Phoenix Dance Theatre has also recently been in receipt of millions of pounds of public funding from the Arts Council and Leeds City Council, among others.
The demo will take place at the Northern Ballet building, where Phoenix Dance Theatre is housed, on St Cecilia Street, Quarry Hill, Leeds LS2 7PA, at 9.15am. Equity welcomes both members and non-members to join the demo in solidarity with the affected dancers. The union will also hand in a petition — which has so far gained over 1,000 signatures — calling on Charis Charles, Chief Executive of Phoenix Dance Theatre to save the jobs.

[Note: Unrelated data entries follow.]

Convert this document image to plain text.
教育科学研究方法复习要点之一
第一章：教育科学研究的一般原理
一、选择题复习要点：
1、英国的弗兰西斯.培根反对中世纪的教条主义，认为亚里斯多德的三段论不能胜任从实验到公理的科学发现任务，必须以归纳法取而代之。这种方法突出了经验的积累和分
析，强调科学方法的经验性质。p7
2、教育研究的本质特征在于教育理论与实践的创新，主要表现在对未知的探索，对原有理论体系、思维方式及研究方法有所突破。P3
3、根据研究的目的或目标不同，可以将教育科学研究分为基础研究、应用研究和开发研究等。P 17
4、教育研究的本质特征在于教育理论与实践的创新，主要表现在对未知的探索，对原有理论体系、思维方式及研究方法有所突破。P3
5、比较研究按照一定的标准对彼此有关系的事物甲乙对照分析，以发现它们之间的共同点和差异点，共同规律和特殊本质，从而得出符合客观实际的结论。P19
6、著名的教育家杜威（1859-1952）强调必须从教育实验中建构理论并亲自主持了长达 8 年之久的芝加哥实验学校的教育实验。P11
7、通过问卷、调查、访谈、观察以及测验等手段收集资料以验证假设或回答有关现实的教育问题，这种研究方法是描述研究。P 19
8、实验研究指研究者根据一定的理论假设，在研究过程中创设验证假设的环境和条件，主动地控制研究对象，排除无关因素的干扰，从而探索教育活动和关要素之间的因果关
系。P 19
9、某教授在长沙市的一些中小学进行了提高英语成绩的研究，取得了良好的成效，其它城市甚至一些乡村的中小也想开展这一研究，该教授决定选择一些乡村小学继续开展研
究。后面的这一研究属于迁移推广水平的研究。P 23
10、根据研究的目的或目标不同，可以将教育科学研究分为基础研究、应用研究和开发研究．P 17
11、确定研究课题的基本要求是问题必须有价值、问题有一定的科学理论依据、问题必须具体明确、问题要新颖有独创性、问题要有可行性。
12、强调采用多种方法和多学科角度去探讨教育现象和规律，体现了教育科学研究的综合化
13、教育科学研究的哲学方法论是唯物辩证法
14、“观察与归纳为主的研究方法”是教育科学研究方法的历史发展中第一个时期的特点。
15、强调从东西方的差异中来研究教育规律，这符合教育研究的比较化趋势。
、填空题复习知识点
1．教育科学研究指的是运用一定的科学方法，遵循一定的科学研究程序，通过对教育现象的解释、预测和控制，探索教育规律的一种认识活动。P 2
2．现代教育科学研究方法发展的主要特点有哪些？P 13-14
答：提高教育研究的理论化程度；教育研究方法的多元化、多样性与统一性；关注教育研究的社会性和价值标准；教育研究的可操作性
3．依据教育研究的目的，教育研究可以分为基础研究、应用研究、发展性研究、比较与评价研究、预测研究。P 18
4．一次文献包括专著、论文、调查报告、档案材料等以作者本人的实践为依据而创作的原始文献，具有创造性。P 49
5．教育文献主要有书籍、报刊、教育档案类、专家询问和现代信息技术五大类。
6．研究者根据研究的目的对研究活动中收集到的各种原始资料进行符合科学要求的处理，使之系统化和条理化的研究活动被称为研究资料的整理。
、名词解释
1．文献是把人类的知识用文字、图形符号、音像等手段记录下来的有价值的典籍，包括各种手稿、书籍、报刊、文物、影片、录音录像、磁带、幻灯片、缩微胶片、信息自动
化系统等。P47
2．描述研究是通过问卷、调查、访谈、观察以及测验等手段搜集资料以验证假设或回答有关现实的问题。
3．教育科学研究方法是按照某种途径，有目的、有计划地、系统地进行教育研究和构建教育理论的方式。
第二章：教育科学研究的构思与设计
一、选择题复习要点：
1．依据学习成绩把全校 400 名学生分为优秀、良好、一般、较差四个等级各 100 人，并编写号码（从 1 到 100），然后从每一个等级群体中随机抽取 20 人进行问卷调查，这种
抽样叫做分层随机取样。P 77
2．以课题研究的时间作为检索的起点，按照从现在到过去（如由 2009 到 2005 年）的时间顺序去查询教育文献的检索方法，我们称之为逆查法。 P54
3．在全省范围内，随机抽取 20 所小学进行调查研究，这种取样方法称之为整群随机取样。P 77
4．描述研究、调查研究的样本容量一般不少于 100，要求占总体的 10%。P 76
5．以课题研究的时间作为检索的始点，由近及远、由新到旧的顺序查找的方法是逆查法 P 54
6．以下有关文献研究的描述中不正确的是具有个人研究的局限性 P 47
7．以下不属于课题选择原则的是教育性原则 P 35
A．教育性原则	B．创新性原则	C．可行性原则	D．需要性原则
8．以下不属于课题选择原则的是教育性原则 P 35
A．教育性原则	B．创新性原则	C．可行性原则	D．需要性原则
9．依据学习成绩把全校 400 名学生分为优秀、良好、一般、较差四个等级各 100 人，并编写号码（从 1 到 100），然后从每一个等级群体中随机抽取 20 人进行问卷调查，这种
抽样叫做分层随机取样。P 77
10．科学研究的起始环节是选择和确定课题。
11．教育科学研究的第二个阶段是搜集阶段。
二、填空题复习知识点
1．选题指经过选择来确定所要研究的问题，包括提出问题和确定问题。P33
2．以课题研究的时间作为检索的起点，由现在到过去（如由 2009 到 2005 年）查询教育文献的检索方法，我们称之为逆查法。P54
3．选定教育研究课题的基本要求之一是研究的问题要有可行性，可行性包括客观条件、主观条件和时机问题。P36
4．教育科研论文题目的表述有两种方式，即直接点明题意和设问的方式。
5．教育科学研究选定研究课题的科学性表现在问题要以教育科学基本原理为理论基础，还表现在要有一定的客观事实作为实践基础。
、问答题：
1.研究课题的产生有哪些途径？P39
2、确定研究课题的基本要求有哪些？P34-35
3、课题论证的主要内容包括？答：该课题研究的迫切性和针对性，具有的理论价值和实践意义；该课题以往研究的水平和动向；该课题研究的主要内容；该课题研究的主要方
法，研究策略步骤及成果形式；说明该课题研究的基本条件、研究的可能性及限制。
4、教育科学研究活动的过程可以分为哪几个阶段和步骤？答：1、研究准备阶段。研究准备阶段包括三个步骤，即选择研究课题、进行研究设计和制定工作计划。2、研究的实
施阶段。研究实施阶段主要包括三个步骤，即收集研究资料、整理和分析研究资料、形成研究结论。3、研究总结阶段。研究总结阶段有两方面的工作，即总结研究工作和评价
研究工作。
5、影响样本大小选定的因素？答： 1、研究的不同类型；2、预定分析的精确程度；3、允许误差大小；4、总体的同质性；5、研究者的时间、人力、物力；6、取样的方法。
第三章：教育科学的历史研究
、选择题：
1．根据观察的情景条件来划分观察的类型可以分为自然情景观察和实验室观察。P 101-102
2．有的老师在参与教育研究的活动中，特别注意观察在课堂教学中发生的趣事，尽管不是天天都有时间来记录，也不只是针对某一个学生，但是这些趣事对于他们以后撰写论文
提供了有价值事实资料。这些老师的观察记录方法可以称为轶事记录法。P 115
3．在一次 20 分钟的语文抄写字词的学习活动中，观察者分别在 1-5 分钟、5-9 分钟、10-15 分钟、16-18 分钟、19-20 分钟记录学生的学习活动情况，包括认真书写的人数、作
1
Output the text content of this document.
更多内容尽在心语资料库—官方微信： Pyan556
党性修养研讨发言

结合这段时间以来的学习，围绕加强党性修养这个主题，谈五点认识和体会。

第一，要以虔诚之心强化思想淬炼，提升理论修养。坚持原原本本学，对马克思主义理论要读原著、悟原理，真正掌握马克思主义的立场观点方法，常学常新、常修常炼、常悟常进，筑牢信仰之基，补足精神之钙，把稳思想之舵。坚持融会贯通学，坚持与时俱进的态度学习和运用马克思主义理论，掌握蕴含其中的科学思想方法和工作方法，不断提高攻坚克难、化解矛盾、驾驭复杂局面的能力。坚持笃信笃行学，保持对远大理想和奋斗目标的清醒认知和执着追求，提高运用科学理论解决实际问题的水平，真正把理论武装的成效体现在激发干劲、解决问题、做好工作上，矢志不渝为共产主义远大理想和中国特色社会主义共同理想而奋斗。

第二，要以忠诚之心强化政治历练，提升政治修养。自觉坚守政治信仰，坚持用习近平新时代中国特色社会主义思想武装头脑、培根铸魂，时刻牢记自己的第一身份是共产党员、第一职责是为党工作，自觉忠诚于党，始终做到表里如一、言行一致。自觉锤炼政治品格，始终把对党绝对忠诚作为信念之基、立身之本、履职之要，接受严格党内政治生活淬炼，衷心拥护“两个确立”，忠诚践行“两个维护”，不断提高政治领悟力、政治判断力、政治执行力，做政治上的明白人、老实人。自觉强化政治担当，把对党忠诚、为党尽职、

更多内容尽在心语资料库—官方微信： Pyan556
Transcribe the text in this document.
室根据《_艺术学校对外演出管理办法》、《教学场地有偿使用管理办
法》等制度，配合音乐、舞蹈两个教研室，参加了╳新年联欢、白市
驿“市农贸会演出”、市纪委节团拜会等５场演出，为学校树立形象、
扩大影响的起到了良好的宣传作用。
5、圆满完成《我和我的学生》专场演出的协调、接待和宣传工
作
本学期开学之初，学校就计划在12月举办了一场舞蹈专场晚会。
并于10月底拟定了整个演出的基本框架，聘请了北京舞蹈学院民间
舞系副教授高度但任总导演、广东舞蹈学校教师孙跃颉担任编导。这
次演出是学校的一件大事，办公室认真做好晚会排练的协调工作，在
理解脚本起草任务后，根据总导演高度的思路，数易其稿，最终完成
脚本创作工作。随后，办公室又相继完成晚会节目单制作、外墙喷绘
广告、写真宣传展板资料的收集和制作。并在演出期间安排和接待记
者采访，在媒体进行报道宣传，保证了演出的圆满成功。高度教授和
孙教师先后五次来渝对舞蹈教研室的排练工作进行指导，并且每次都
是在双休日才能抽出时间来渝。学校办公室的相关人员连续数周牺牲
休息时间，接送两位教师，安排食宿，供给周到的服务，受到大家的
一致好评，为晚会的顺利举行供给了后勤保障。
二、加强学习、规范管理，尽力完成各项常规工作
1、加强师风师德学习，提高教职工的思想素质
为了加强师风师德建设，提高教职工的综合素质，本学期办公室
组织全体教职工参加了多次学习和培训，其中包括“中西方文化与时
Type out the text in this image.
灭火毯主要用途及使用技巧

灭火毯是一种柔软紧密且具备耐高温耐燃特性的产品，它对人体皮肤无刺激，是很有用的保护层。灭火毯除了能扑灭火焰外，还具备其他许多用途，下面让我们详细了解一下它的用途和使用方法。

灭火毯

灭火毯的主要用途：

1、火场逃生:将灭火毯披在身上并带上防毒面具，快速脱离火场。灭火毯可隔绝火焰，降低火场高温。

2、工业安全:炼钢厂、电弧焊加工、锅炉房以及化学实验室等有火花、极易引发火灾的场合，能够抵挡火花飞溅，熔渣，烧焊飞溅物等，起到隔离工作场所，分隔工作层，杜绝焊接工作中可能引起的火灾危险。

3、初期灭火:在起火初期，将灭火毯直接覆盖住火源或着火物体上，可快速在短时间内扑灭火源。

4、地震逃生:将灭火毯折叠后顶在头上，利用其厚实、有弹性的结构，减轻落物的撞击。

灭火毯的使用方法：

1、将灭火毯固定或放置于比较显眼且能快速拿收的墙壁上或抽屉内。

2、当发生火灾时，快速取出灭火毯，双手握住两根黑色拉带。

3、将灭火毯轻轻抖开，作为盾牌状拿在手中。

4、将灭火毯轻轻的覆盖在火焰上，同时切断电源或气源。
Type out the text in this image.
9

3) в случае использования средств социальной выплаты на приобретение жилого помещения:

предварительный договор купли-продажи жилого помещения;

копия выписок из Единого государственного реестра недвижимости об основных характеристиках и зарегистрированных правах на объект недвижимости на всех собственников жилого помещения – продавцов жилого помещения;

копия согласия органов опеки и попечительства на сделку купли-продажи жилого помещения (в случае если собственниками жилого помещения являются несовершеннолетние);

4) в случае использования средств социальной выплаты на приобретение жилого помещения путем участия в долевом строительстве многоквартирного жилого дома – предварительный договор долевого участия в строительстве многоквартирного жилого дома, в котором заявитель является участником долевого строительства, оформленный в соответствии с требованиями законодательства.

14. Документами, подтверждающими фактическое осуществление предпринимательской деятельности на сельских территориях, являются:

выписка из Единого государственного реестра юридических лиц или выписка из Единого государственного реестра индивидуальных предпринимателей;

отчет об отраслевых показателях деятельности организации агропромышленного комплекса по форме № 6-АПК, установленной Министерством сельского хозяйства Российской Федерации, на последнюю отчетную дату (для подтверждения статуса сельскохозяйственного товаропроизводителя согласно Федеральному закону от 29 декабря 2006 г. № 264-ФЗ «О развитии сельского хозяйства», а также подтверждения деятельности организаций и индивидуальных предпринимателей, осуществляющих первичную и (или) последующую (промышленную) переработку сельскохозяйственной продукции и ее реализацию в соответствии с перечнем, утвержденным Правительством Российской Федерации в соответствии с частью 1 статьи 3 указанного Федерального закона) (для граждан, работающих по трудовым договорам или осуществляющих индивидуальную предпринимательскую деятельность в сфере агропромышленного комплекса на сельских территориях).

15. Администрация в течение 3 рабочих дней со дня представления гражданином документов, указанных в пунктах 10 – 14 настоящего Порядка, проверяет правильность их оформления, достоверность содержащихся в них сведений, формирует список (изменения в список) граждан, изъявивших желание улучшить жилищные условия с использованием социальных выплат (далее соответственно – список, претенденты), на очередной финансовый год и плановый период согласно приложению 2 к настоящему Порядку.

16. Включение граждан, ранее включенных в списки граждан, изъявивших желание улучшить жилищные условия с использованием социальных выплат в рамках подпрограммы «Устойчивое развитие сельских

The demo comes during Equity's Annual Representative Conference (ARC) which is being held in Leeds over Saturday 21 May — Monday 23 May. At ARC, an emergency motion was unanimously passed in favour of the union continuing to challenge Phoenix Dance Theatre management to treat staff fairly, reverse its decision on layoffs and engage in proper and meaningful negotiations. You can read the emergency motion in full below.
Two of the affected Equity members who work for Phoenix Dance Theatre spoke at ARC and received a standing ovation, with one of the members saying that Phoenix couldn't expect them to survive on the pay offered while they are laid off, especially during the cost of living crisis.
Emergency Motion 1: Council
This ARC notes with alarm the actions of Phoenix Dance Theatre to implement a pause of its creative work and lay off its dancers.
Whilst an organisation is free to make creative decisions, such decisions should ensure that staff are treated fairly and are properly consulted.
The use of layoffs — a piece of legislation that was intended to apply at times of shortage of materials in factories or dockyards — is not applicable to creative professionals and is unacceptable.
Expecting creative professionals to survive on a paltry £100 per month, for the next 7 months, is unacceptable.
Asking staff to identify their trade union membership is unacceptable.
Phoenix Dance Theatre has failed in its duties as an employer but we will not fail our members there.
This ARC calls on the Council to continue to challenge Phoenix Dance Theatre management to treat staff fairly, reverse its decision on layoffs and engage in proper and meaningful negotiations.